Здесь, наоборот, в эти дни лило, как, наверное, никогда за все лето. Маленький, изгвазданный по самую крышу «пазик» торчал на сочленении расквашенной, жирно блестящей грунтовки — по которой он, бороздя и утюжа жидкую грязь брюхом, дополз сюда и по которой ему еще предстояло как-то выползать обратно — и асфальтового шоссе, влево уходящего к Грозному, а вправо к Ачхой-Мартану. «Пазик» и приполз от Грозного, из Ханкалы — но отрезок шоссе слева был до полной непроходимости разрушен взрывами. Пришлось ехать к точке встречи кружным путем.
Резкий, душный и влажный ветер несся над чуть всхолмленной равниной, шипя в трясущихся ветвях придорожных кустарников и то морща, то распуская, то морща вновь коричневую воду в лужах. Тяжелые черные тучи медленно ворочались на небесах, и каждая, казалось, старалась задавить другую, они словно боролись за власть над небом — хотя что им, таким одинаково черным, было делить? А когда между ними вдруг мелькал слепящий голубой просверк, над горами, едва угадывавшимся в плывущей серой мути, тихо загоралась нездешне прекрасная радуга.
Ася давно уже перестала выбирать, где посуше, и заботилась теперь только о том, чтобы вязкая грязь не стащила с ног сапоги. Она стояла на обочине шоссе, метрах в семи впереди «пазика», не решившегося выехать на асфальт и только задравшего нос на крутом подъеме с грунтовки на насыпь настоящей дороги, — а рядом стояли еще две женщины, такие же, как она. Ветер трепал их немилосердно, но они не замечали ветра; не замечали и друг друга, хотя успели в пути и познакомиться, и подружиться, и пореветь друг у друга на плече.
Теперь все трое молчали и неотрывно смотрели на шоссе вправо. Чеченцы опаздывали; ну разумеется, должны же они показать, кто тут хозяин. Два боевика, которых обменивали сегодня, и охранявшие их ребята оставались покамест в «пазике», и головы их виднелись сквозь заляпанные глинистыми брызгами стекла. Боевики оставались совершенно спокойны, несмотря на задержку; они-то были уверены, что свои их не подведут.
Когда вдали справа показался автобус — поначалу из-за расстояния казалось, что он едет неторопливо, — Ася перестала дышать.
Процедура обмена прошла мимо нее.
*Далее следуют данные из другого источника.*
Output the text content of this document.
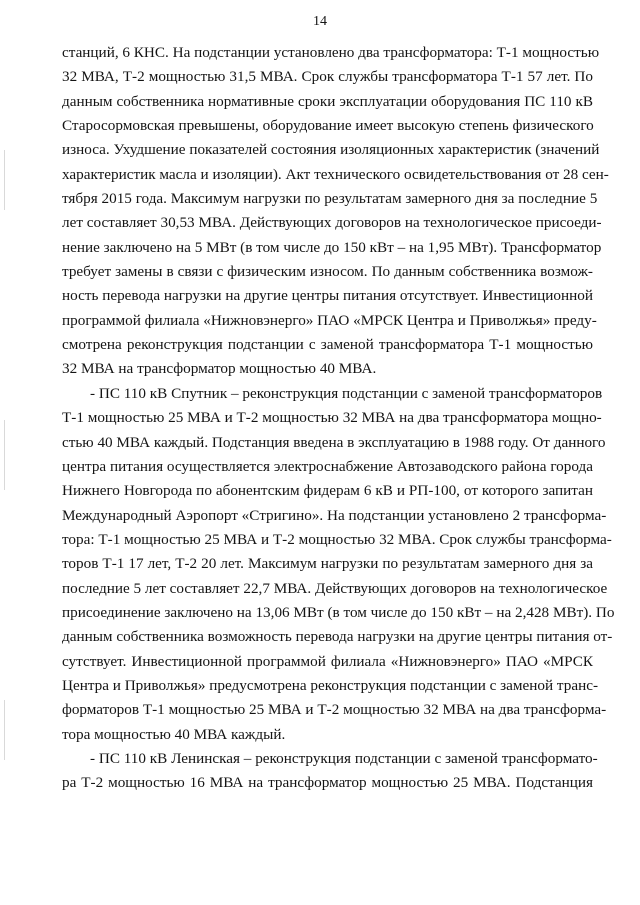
14
станций, 6 КНС. На подстанции установлено два трансформатора: Т-1 мощностью
32 МВА, Т-2 мощностью 31,5 МВА. Срок службы трансформатора Т-1 57 лет. По
данным собственника нормативные сроки эксплуатации оборудования ПС 110 кВ
Старосормовская превышены, оборудование имеет высокую степень физического
износа. Ухудшение показателей состояния изоляционных характеристик (значений
характеристик масла и изоляции). Акт технического освидетельствования от 28 сен-
тября 2015 года. Максимум нагрузки по результатам замерного дня за последние 5
лет составляет 30,53 МВА. Действующих договоров на технологическое присоеди-
нение заключено на 5 МВт (в том числе до 150 кВт – на 1,95 МВт). Трансформатор
требует замены в связи с физическим износом. По данным собственника возмож-
ность перевода нагрузки на другие центры питания отсутствует. Инвестиционной
программой филиала «Нижновэнерго» ПАО «МРСК Центра и Приволжья» преду-
смотрена реконструкция подстанции с заменой трансформатора Т-1 мощностью
32 МВА на трансформатор мощностью 40 МВА.
- ПС 110 кВ Спутник – реконструкция подстанции с заменой трансформаторов
Т-1 мощностью 25 МВА и Т-2 мощностью 32 МВА на два трансформатора мощно-
стью 40 МВА каждый. Подстанция введена в эксплуатацию в 1988 году. От данного
центра питания осуществляется электроснабжение Автозаводского района города
Нижнего Новгорода по абонентским фидерам 6 кВ и РП-100, от которого запитан
Международный Аэропорт «Стригино». На подстанции установлено 2 трансформа-
тора: Т-1 мощностью 25 МВА и Т-2 мощностью 32 МВА. Срок службы трансформа-
торов Т-1 17 лет, Т-2 20 лет. Максимум нагрузки по результатам замерного дня за
последние 5 лет составляет 22,7 МВА. Действующих договоров на технологическое
присоединение заключено на 13,06 МВт (в том числе до 150 кВт – на 2,428 МВт). По
данным собственника возможность перевода нагрузки на другие центры питания от-
сутствует. Инвестиционной программой филиала «Нижновэнерго» ПАО «МРСК
Центра и Приволжья» предусмотрена реконструкция подстанции с заменой транс-
форматоров Т-1 мощностью 25 МВА и Т-2 мощностью 32 МВА на два трансформа-
тора мощностью 40 МВА каждый.
- ПС 110 кВ Ленинская – реконструкция подстанции с заменой трансформато-
ра Т-2 мощностью 16 МВА на трансформатор мощностью 25 МВА. Подстанция
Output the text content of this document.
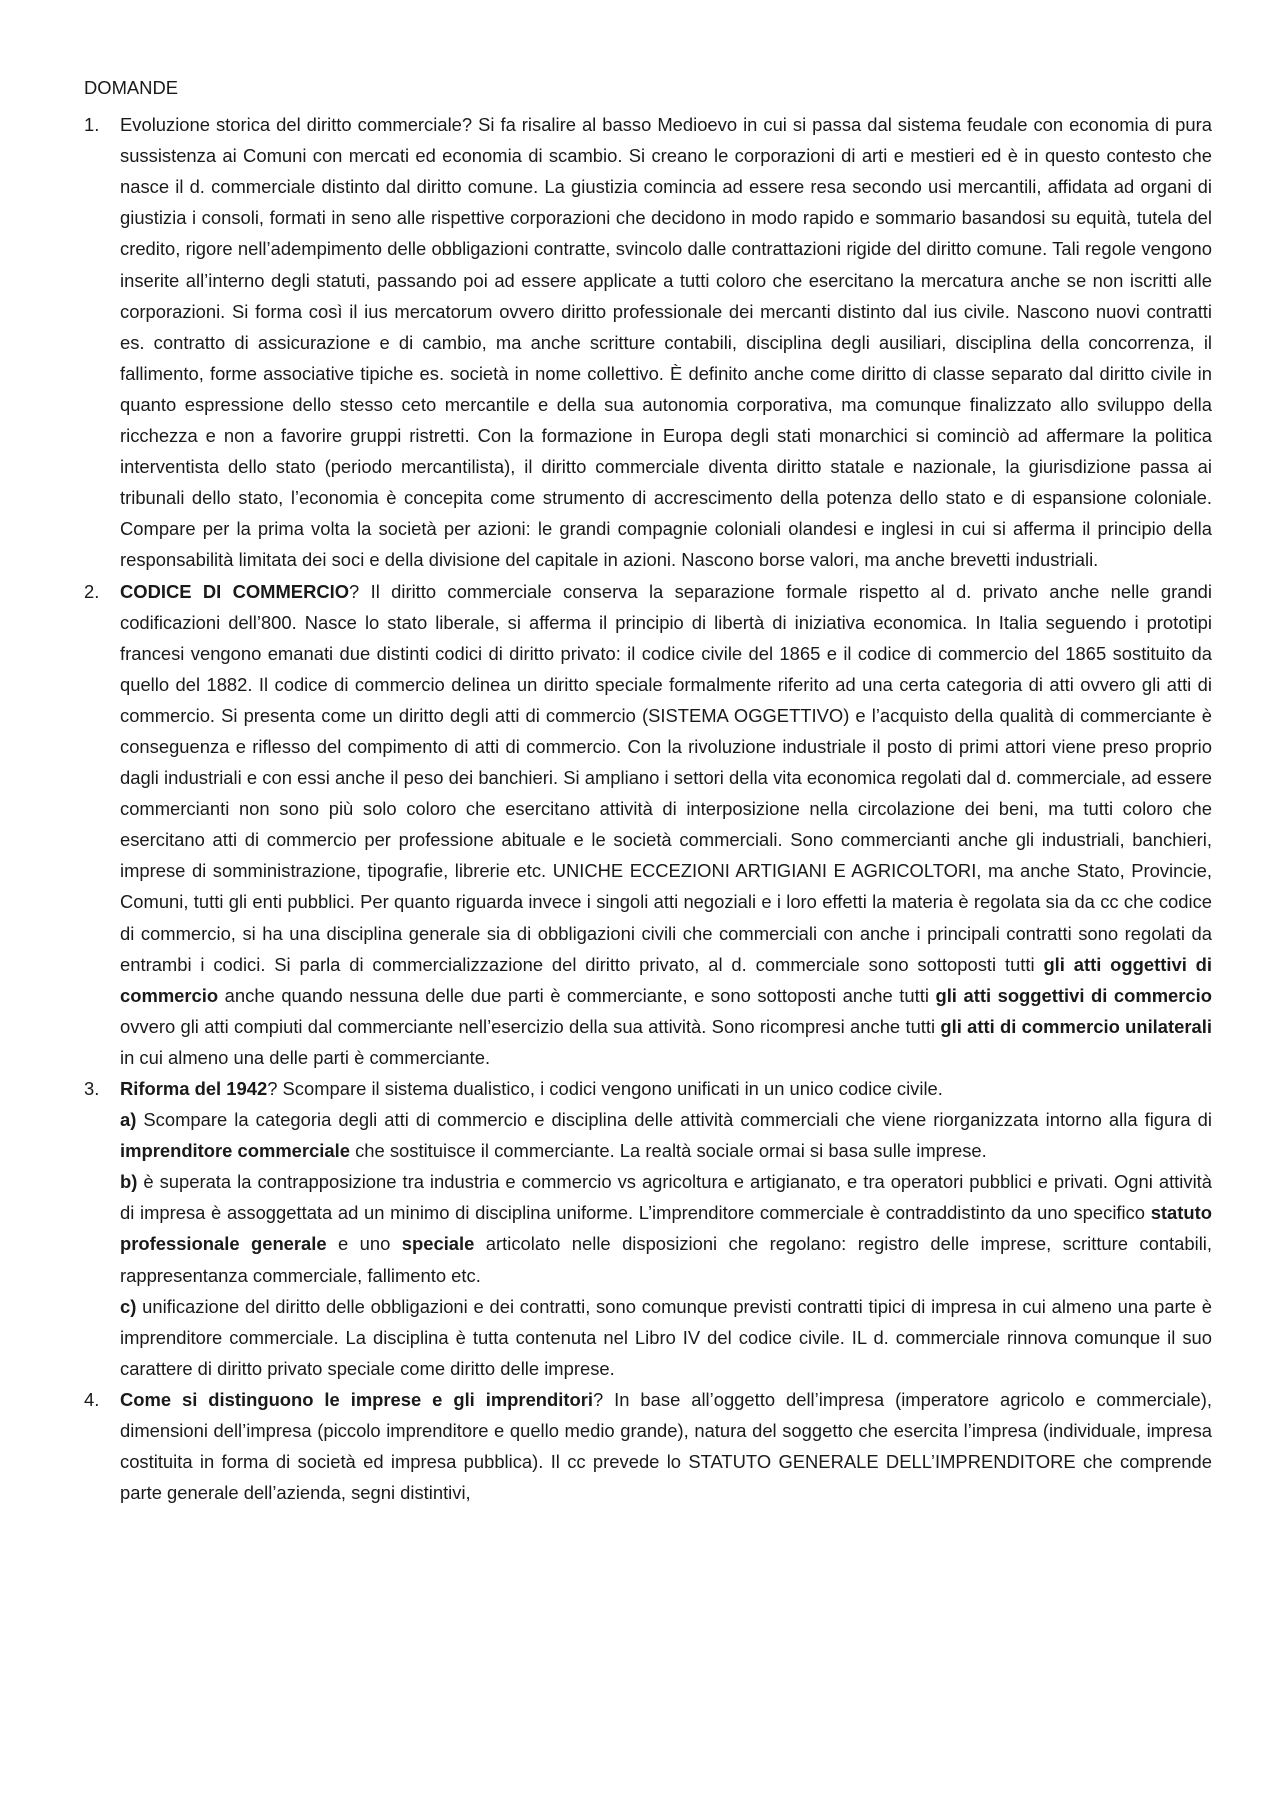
DOMANDE
1. Evoluzione storica del diritto commerciale? Si fa risalire al basso Medioevo in cui si passa dal sistema feudale con economia di pura sussistenza ai Comuni con mercati ed economia di scambio. Si creano le corporazioni di arti e mestieri ed è in questo contesto che nasce il d. commerciale distinto dal diritto comune. La giustizia comincia ad essere resa secondo usi mercantili, affidata ad organi di giustizia i consoli, formati in seno alle rispettive corporazioni che decidono in modo rapido e sommario basandosi su equità, tutela del credito, rigore nell’adempimento delle obbligazioni contratte, svincolo dalle contrattazioni rigide del diritto comune. Tali regole vengono inserite all’interno degli statuti, passando poi ad essere applicate a tutti coloro che esercitano la mercatura anche se non iscritti alle corporazioni. Si forma così il ius mercatorum ovvero diritto professionale dei mercanti distinto dal ius civile. Nascono nuovi contratti es. contratto di assicurazione e di cambio, ma anche scritture contabili, disciplina degli ausiliari, disciplina della concorrenza, il fallimento, forme associative tipiche es. società in nome collettivo. È definito anche come diritto di classe separato dal diritto civile in quanto espressione dello stesso ceto mercantile e della sua autonomia corporativa, ma comunque finalizzato allo sviluppo della ricchezza e non a favorire gruppi ristretti. Con la formazione in Europa degli stati monarchici si cominciò ad affermare la politica interventista dello stato (periodo mercantilista), il diritto commerciale diventa diritto statale e nazionale, la giurisdizione passa ai tribunali dello stato, l’economia è concepita come strumento di accrescimento della potenza dello stato e di espansione coloniale. Compare per la prima volta la società per azioni: le grandi compagnie coloniali olandesi e inglesi in cui si afferma il principio della responsabilità limitata dei soci e della divisione del capitale in azioni. Nascono borse valori, ma anche brevetti industriali.
2. CODICE DI COMMERCIO? Il diritto commerciale conserva la separazione formale rispetto al d. privato anche nelle grandi codificazioni dell’800. Nasce lo stato liberale, si afferma il principio di libertà di iniziativa economica. In Italia seguendo i prototipi francesi vengono emanati due distinti codici di diritto privato: il codice civile del 1865 e il codice di commercio del 1865 sostituito da quello del 1882. Il codice di commercio delinea un diritto speciale formalmente riferito ad una certa categoria di atti ovvero gli atti di commercio. Si presenta come un diritto degli atti di commercio (SISTEMA OGGETTIVO) e l’acquisto della qualità di commerciante è conseguenza e riflesso del compimento di atti di commercio. Con la rivoluzione industriale il posto di primi attori viene preso proprio dagli industriali e con essi anche il peso dei banchieri. Si ampliano i settori della vita economica regolati dal d. commerciale, ad essere commercianti non sono più solo coloro che esercitano attività di interposizione nella circolazione dei beni, ma tutti coloro che esercitano atti di commercio per professione abituale e le società commerciali. Sono commercianti anche gli industriali, banchieri, imprese di somministrazione, tipografie, librerie etc. UNICHE ECCEZIONI ARTIGIANI E AGRICOLTORI, ma anche Stato, Provincie, Comuni, tutti gli enti pubblici. Per quanto riguarda invece i singoli atti negoziali e i loro effetti la materia è regolata sia da cc che codice di commercio, si ha una disciplina generale sia di obbligazioni civili che commerciali con anche i principali contratti sono regolati da entrambi i codici. Si parla di commercializzazione del diritto privato, al d. commerciale sono sottoposti tutti gli atti oggettivi di commercio anche quando nessuna delle due parti è commerciante, e sono sottoposti anche tutti gli atti soggettivi di commercio ovvero gli atti compiuti dal commerciante nell’esercizio della sua attività. Sono ricompresi anche tutti gli atti di commercio unilaterali in cui almeno una delle parti è commerciante.
3. Riforma del 1942? Scompare il sistema dualistico, i codici vengono unificati in un unico codice civile.
a) Scompare la categoria degli atti di commercio e disciplina delle attività commerciali che viene riorganizzata intorno alla figura di imprenditore commerciale che sostituisce il commerciante. La realtà sociale ormai si basa sulle imprese.
b) è superata la contrapposizione tra industria e commercio vs agricoltura e artigianato, e tra operatori pubblici e privati. Ogni attività di impresa è assoggettata ad un minimo di disciplina uniforme. L’imprenditore commerciale è contraddistinto da uno specifico statuto professionale generale e uno speciale articolato nelle disposizioni che regolano: registro delle imprese, scritture contabili, rappresentanza commerciale, fallimento etc.
c) unificazione del diritto delle obbligazioni e dei contratti, sono comunque previsti contratti tipici di impresa in cui almeno una parte è imprenditore commerciale. La disciplina è tutta contenuta nel Libro IV del codice civile. IL d. commerciale rinnova comunque il suo carattere di diritto privato speciale come diritto delle imprese.
4. Come si distinguono le imprese e gli imprenditori? In base all’oggetto dell’impresa (imperatore agricolo e commerciale), dimensioni dell’impresa (piccolo imprenditore e quello medio grande), natura del soggetto che esercita l’impresa (individuale, impresa costituita in forma di società ed impresa pubblica). Il cc prevede lo STATUTO GENERALE DELL’IMPRENDITORE che comprende parte generale dell’azienda, segni distintivi,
Она словно смотрела на мир через тоненькую длинную трубочку, в которую уже не было видно ни гор, ни равнины, ни автобусов, ни охранников с их неприятным железом, никого — только Антон. Похудел. Загорел. Оброс щетиной… Она как вцепилась в него, как зажмурилась, как уткнулась лицом ему в плечо, так и стояла невесть сколько — не говоря ни слова, не плача, не оборачиваясь, даже когда сопровождающий попытался что-то ей пояснить, а потом даже похлопал легонько по локтю, чтобы привести в себя… Это было как столбняк, как паралич. Как судорога. Горячий и жесткий, весь из костей и мышц, давно толком не мытый Антон был у нее в руках.
Потом она начала медленно приходить в себя. Оказалось, рядом стоит еще третий человек — смуглый, горбоносый, по-восточному красивый парень, не старше Антона — хотя выглядит старше, солиднее, резче, — в камуфляже, с характерной повязкой поперек лба и руками, положенными на висящий поперек груди автомат.
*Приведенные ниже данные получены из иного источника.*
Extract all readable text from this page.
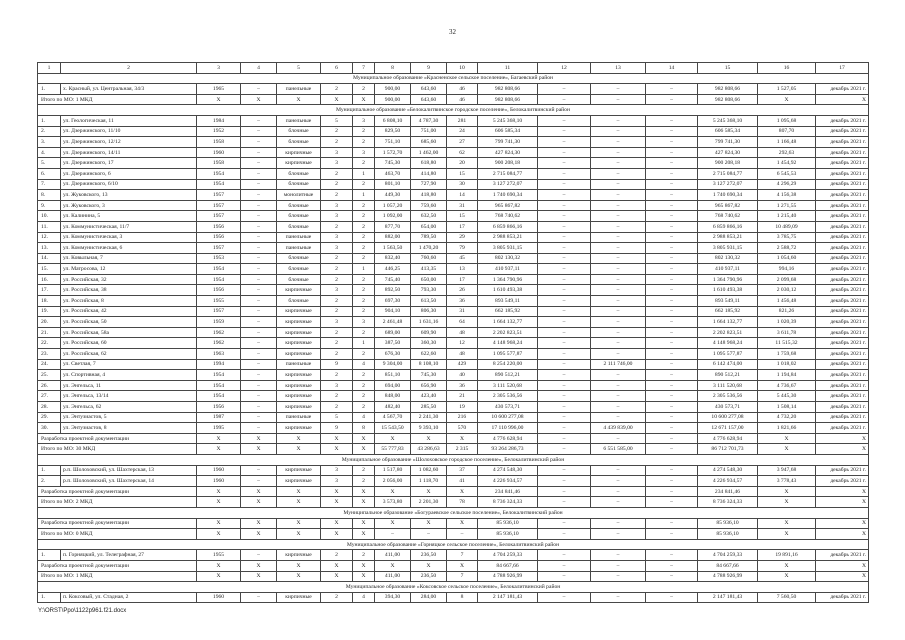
32
1	2	3	4	5	6	7	8	9	10	11	12	13	14	15	16	17
Муниципальное образование «Красненское сельское поселение», Багаевский район																
1.	х. Красный, ул. Центральная, 34/3	1965	–	панельные	2	2	900,00	643,60	46	982 808,66	–	–	–	982 808,66	1 527,05	декабрь 2021 г.
Итого по МО: 1 МКД		X	X	X	X	X	900,00	643,60	46	982 808,66	–	–	–	982 808,66	X	X
Муниципальное образование «Белокалитвинское городское поселение», Белокалитвинский район																
1.	ул. Геологическая, 11	1984	–	панельные	5	3	6 808,10	4 787,30	281	5 245 368,10	–	–	–	5 245 368,10	1 095,68	декабрь 2021 г.
2.	ул. Дзержинского, 11/10	1952	–	блочные	2	2	829,50	751,00	24	606 585,34	–	–	–	606 585,34	807,70	декабрь 2021 г.
3.	ул. Дзержинского, 12/12	1958	–	блочные	2	2	751,10	685,60	27	799 741,30	–	–	–	799 741,30	1 166,48	декабрь 2021 г.
4.	ул. Дзержинского, 14/11	1960	–	кирпичные	3	3	1 572,70	1 462,00	62	427 824,30	–	–	–	427 824,30	292,63	декабрь 2021 г.
5.	ул. Дзержинского, 17	1958	–	кирпичные	3	2	745,30	618,80	20	900 208,18	–	–	–	900 208,18	1 454,92	декабрь 2021 г.
6.	ул. Дзержинского, 6	1954	–	блочные	2	1	463,70	414,80	15	2 715 084,77	–	–	–	2 715 084,77	6 545,53	декабрь 2021 г.
7.	ул. Дзержинского, 6/10	1954	–	блочные	2	2	801,10	727,90	30	3 127 272,07	–	–	–	3 127 272,07	4 296,29	декабрь 2021 г.
8.	ул. Жуковского, 13	1957	–	монолитные	2	1	449,30	418,80	14	1 740 690,34	–	–	–	1 740 690,34	4 156,38	декабрь 2021 г.
9.	ул. Жуковского, 3	1957	–	блочные	3	2	1 057,20	759,60	31	965 867,82	–	–	–	965 867,82	1 271,55	декабрь 2021 г.
10.	ул. Калинина, 5	1957	–	блочные	3	2	1 092,00	632,50	15	768 740,62	–	–	–	768 740,62	1 215,40	декабрь 2021 г.
11.	ул. Коммунистическая, 11/7	1956	–	блочные	2	2	877,70	654,00	17	6 859 866,16	–	–	–	6 859 866,16	10 489,09	декабрь 2021 г.
12.	ул. Коммунистическая, 3	1956	–	панельные	3	2	882,00	789,50	29	2 988 853,21	–	–	–	2 988 853,21	3 785,75	декабрь 2021 г.
13.	ул. Коммунистическая, 6	1957	–	панельные	3	2	1 563,50	1 470,20	79	3 805 931,15	–	–	–	3 805 931,15	2 588,72	декабрь 2021 г.
14.	ул. Ковыльная, 7	1953	–	блочные	2	2	832,40	760,60	45	802 130,32	–	–	–	802 130,32	1 054,60	декабрь 2021 г.
15.	ул. Матросова, 12	1954	–	блочные	2	1	446,25	413,35	13	410 937,11	–	–	–	410 937,11	994,16	декабрь 2021 г.
16.	ул. Российская, 32	1954	–	блочные	2	2	745,40	650,00	17	1 364 790,96	–	–	–	1 364 790,96	2 099,68	декабрь 2021 г.
17.	ул. Российская, 38	1956	–	кирпичные	3	2	892,50	793,30	26	1 610 493,38	–	–	–	1 610 493,38	2 030,12	декабрь 2021 г.
18.	ул. Российская, 8	1955	–	блочные	2	2	697,30	613,50	36	893 549,11	–	–	–	893 549,11	1 456,48	декабрь 2021 г.
19.	ул. Российская, 42	1957	–	кирпичные	2	2	904,10	806,30	31	662 185,92	–	–	–	662 185,92	821,26	декабрь 2021 г.
20.	ул. Российская, 50	1959	–	кирпичные	3	3	2 461,48	1 631,16	64	1 664 132,77	–	–	–	1 664 132,77	1 020,39	декабрь 2021 г.
21.	ул. Российская, 58а	1962	–	кирпичные	2	2	689,00	609,90	48	2 202 823,51	–	–	–	2 202 823,51	3 611,78	декабрь 2021 г.
22.	ул. Российская, 60	1962	–	кирпичные	2	1	387,50	360,30	12	4 148 968,24	–	–	–	4 148 968,24	11 515,32	декабрь 2021 г.
23.	ул. Российская, 62	1963	–	кирпичные	2	2	676,30	622,60	48	1 095 577,87	–	–	–	1 095 577,87	1 759,68	декабрь 2021 г.
24.	ул. Светлая, 7	1994	–	панельные	9	4	9 304,00	8 108,10	429	8 254 220,00	–	2 111 746,00	–	6 142 474,00	1 018,02	декабрь 2021 г.
25.	ул. Спортивная, 4	1954	–	кирпичные	2	2	851,10	745,30	40	890 512,21	–	–	–	890 512,21	1 194,84	декабрь 2021 г.
26.	ул. Энгельса, 11	1954	–	кирпичные	3	2	694,00	656,90	36	3 111 520,68	–	–	–	3 111 520,68	4 736,67	декабрь 2021 г.
27.	ул. Энгельса, 13/14	1954	–	кирпичные	2	2	848,00	423,40	21	2 305 536,56	–	–	–	2 305 536,56	5 445,30	декабрь 2021 г.
28.	ул. Энгельса, 62	1956	–	кирпичные	2	2	482,40	285,50	19	430 573,71	–	–	–	430 573,71	1 508,14	декабрь 2021 г.
29.	ул. Энтузиастов, 5	1987	–	панельные	5	4	4 567,70	2 241,30	216	10 600 277,08	–	–	–	10 600 277,08	4 732,20	декабрь 2021 г.
30.	ул. Энтузиастов, 8	1995	–	кирпичные	9	8	15 543,50	9 393,10	570	17 110 996,00	–	4 439 839,00	–	12 671 157,00	1 821,66	декабрь 2021 г.
Разработка проектной документации		X	X	X	X	X	X	X	X	4 776 628,94	–	–	–	4 776 628,94	X	X
Итого по МО: 30 МКД		X	X	X	X	X	55 777,83	43 286,63	2 315	93 264 286,73	–	6 551 585,00	–	86 712 701,73	X	X
Муниципальное образование «Шолоховское городское поселение», Белокалитвинский район																
1.	р.п. Шолоховский, ул. Шахтерская, 13	1960	–	кирпичные	3	2	1 517,80	1 082,60	37	4 274 548,30	–	–	–	4 274 548,30	3 947,68	декабрь 2021 г.
2.	р.п. Шолоховский, ул. Шахтерская, 14	1960	–	кирпичные	3	2	2 056,00	1 118,70	41	4 226 934,57	–	–	–	4 226 934,57	3 778,43	декабрь 2021 г.
Разработка проектной документации		X	X	X	X	X	X	X	X	234 841,46	–	–	–	234 841,46	X	X
Итого по МО: 2 МКД		X	X	X	X	X	3 573,80	2 201,30	78	8 736 324,33	–	–	–	8 736 324,33	X	X
Муниципальное образование «Богураевское сельское поселение», Белокалитвинский район																
Разработка проектной документации		X	X	X	X	X	X	X	X	85 936,10	–	–	–	85 936,10	X	X
Итого по МО: 0 МКД		X	X	X	X	X	–	–	–	85 936,10	–	–	–	85 936,10	X	X
Муниципальное образование «Горняцкое сельское поселение», Белокалитвинский район																
1.	п. Горняцкий, ул. Телеграфная, 27	1955	–	кирпичные	2	2	411,00	236,50	7	4 704 259,33	–	–	–	4 704 259,33	19 891,16	декабрь 2021 г.
Разработка проектной документации		X	X	X	X	X	X	X	X	84 667,66	–	–	–	84 667,66	X	X
Итого по МО: 1 МКД		X	X	X	X	X	411,00	236,50	7	4 788 926,99	–	–	–	4 788 926,99	X	X
Муниципальное образование «Коксовское сельское поселение», Белокалитвинский район																
1.	п. Коксовый, ул. Стадная, 2	1960	–	кирпичные	2	4	394,30	284,00	8	2 147 181,43	–	–	–	2 147 181,43	7 560,50	декабрь 2021 г.
Y:\ORST\Ppo\1122p961.f21.docx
— Женщина, очнись, — мягко сказал он. — Очнись, время.
— Да-да, — пробормотала Ася. — Уже все.
И оторвалась наконец от Антошки.
— Это твой сын?
— Это моя мама, — баском сказал Антон. — Мама, это Тимур.
— Здравствуй, — проговорил Тимур и, сняв с автомата правую руку, протянул ее Асе. Ася подала свою. Рука у Тимура была твердой, как, наверное, его автомат. Глаза смотрели прямо и уверенно; и с уважением. — Я специально поехал, чтобы тебя увидеть и сказать тебе: спасибо. Ты вырастила мужчину. Гордись. И передай то же его отцу. Да пошлет вам Аллах побольше таких сыновей!
И не понятно было, кого. он имеет в виду: то ли Асю — но ведь видно же, что она уже в летах; впрочем, здесь до старости рожают… то ли всю Россию.
Ася смолчала. Но похоже, Тимур и не ждал от нее никаких слов. Он просто сказал то, что он хотел сказать сам.
Высунувшись из «пазика», что-то крикнул сопровождающий — порыв ветра отнес его слова, и Ася не расслышала, но увидела, что две другие женщины со своими сыновьями двинулись к двери; первая браво вспрыгнула на заляпанную грязью ступеньку и, поскользнувшись, едва не упала. Вторая еще никак не могла отплакаться — сын, обросший в плену бородой на восточный манер, сам сильно хромая, вел ее под руку, как слепую.
— Ну, прощай, — всем телом повернувшись к Тимуру, сказал Антон.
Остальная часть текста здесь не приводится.